Limit Regret in Binary Treatment Choice with Misspecified Plug-In Predictors and Decision Thresholds

We study the population limit maximum regret (MR) of plug-in prediction when the decision problem is to choose between two treatments for the members of a population with observed covariates x. In this setting, the optimal treatment for persons with covariate value x is B if the conditional probability P(y = 1|x) of a binary outcome y exceeds an x-specific known threshold and is A otherwise. This structure is common in medical decision making, as well as non-medical contexts. Plug-in prediction uses data to estimate P(y|x) and acts as if the estimate is accurate. We are concerned that the model used to estimate P(y|x) may be misspecified, with true conditional probabilities being outside the model space. In practice, plug-in prediction has been performed with a wide variety of prediction models that commonly are misspecified. Further, applications often use a conventional x-invariant threshold, whereas optimal treatment choice uses x-specific thresholds.
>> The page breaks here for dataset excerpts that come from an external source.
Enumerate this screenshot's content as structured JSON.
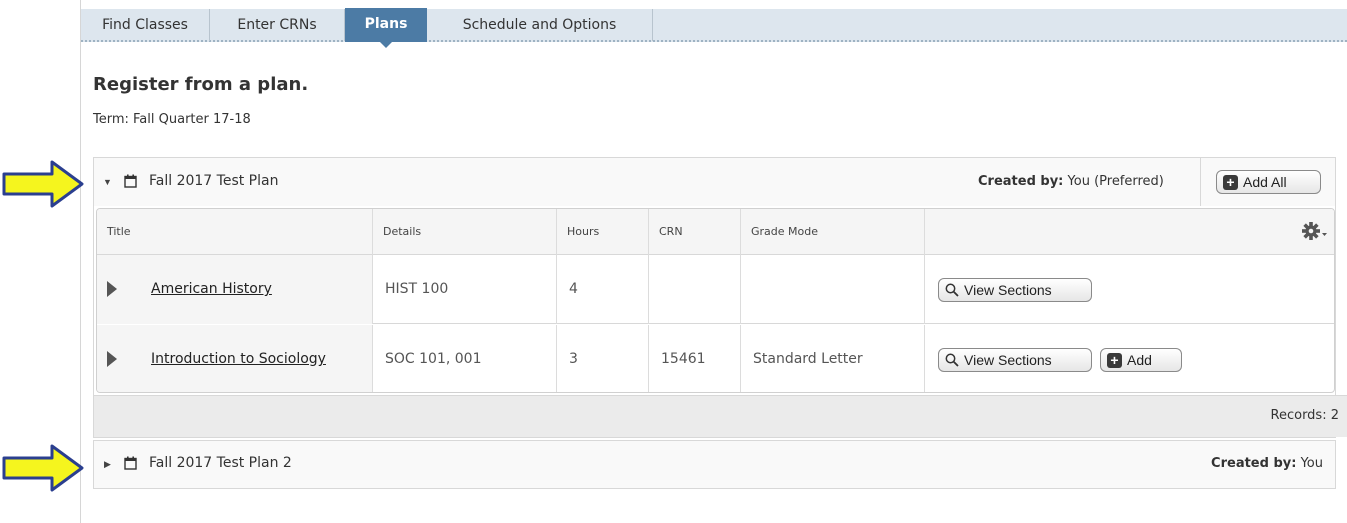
{
  "tabs": [
    {
      "label": "Find Classes",
      "active": false
    },
    {
      "label": "Enter CRNs",
      "active": false
    },
    {
      "label": "Plans",
      "active": true
    },
    {
      "label": "Schedule and Options",
      "active": false
    }
  ],
  "page": {
    "heading": "Register from a plan.",
    "term": "Term: Fall Quarter 17-18"
  },
  "plans": [
    {
      "name": "Fall 2017 Test Plan",
      "expanded": true,
      "created_label": "Created by:",
      "created_value": "You (Preferred)",
      "add_all_label": "Add All",
      "columns": [
        "Title",
        "Details",
        "Hours",
        "CRN",
        "Grade Mode"
      ],
      "rows": [
        {
          "title": "American History",
          "details": "HIST 100",
          "hours": "4",
          "crn": "",
          "grade_mode": "",
          "view_label": "View Sections",
          "add_label": ""
        },
        {
          "title": "Introduction to Sociology",
          "details": "SOC 101, 001",
          "hours": "3",
          "crn": "15461",
          "grade_mode": "Standard Letter",
          "view_label": "View Sections",
          "add_label": "Add"
        }
      ],
      "records": "Records: 2"
    },
    {
      "name": "Fall 2017 Test Plan 2",
      "expanded": false,
      "created_label": "Created by:",
      "created_value": "You"
    }
  ],
  "colors": {
    "tab_active": "#4c7ba5",
    "tabbar": "#dde6ee",
    "arrow_fill": "#f5f51e",
    "arrow_stroke": "#2b3f8f"
  },
  "icons": {
    "plan": "calendar-icon",
    "settings": "gear-icon",
    "view": "search-icon",
    "add": "plus-icon"
  }
}
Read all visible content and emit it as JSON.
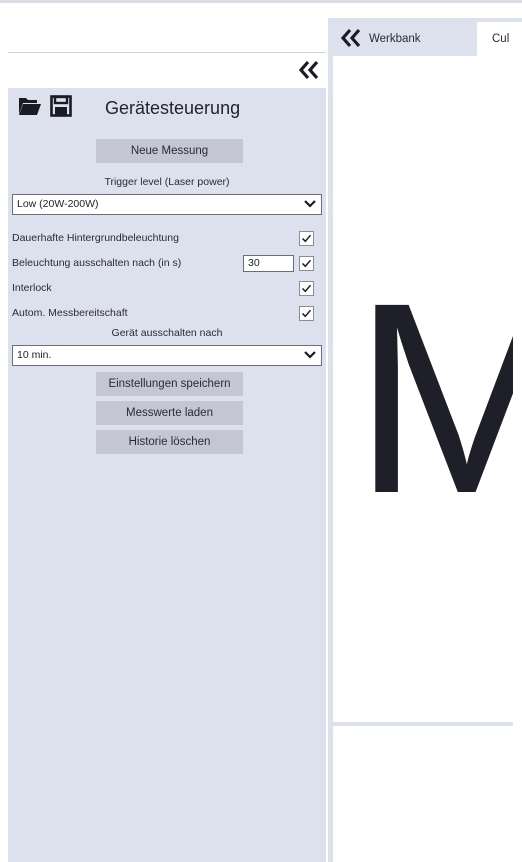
{
  "panel": {
    "title": "Gerätesteuerung",
    "new_measurement_label": "Neue Messung",
    "trigger_label": "Trigger level (Laser power)",
    "trigger_value": "Low (20W-200W)",
    "options": [
      {
        "label": "Dauerhafte Hintergrundbeleuchtung",
        "checked": true
      },
      {
        "label": "Beleuchtung ausschalten nach (in s)",
        "value": "30",
        "checked": true
      },
      {
        "label": "Interlock",
        "checked": true
      },
      {
        "label": "Autom. Messbereitschaft",
        "checked": true
      }
    ],
    "shutdown_label": "Gerät ausschalten nach",
    "shutdown_value": "10 min.",
    "save_settings_label": "Einstellungen speichern",
    "load_values_label": "Messwerte laden",
    "clear_history_label": "Historie löschen"
  },
  "tabs": [
    "Werkbank",
    "Cul"
  ],
  "content": {
    "big_letter": "M"
  },
  "icons": {
    "open": "folder-open-icon",
    "save": "save-icon",
    "collapse": "double-chevron-left-icon",
    "dropdown": "chevron-down-icon",
    "check": "checkmark-icon"
  }
}
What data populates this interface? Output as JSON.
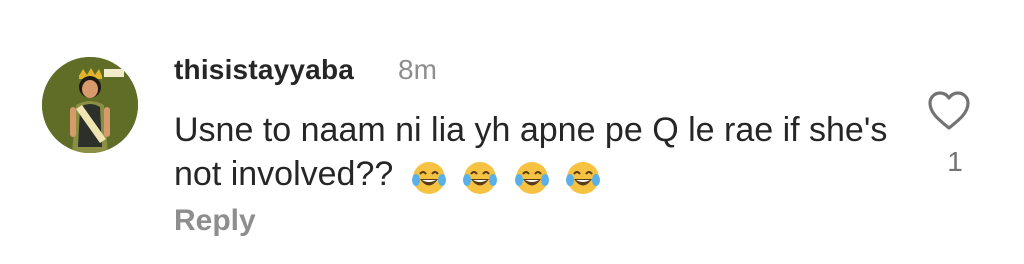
{
  "comment": {
    "username": "thisistayyaba",
    "timestamp": "8m",
    "text": "Usne to naam ni lia yh apne pe Q le rae if she's not involved??",
    "emojis": [
      "face-with-tears-of-joy",
      "face-with-tears-of-joy",
      "face-with-tears-of-joy",
      "face-with-tears-of-joy"
    ],
    "reply_label": "Reply",
    "like_icon": "heart-outline-icon",
    "like_count": "1"
  },
  "avatar": {
    "sticker_text": "Say no"
  },
  "colors": {
    "text_primary": "#262626",
    "text_secondary": "#8e8e8e",
    "avatar_bg": "#5f6d27"
  }
}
The main contribution of this paper is to shed new light on limit MR when plug-in prediction is performed with misspecified models. We use a combination of algebraic and computational analysis to study limit MR, demonstrating how it depends on the limit estimate and on the thresholds used to choose treatments. We recommend that a planner who wants to use plug-in prediction to achieve satisfactory MR should jointly choose a predictive model, estimation method, and x-specific thresholds to accomplish this objective.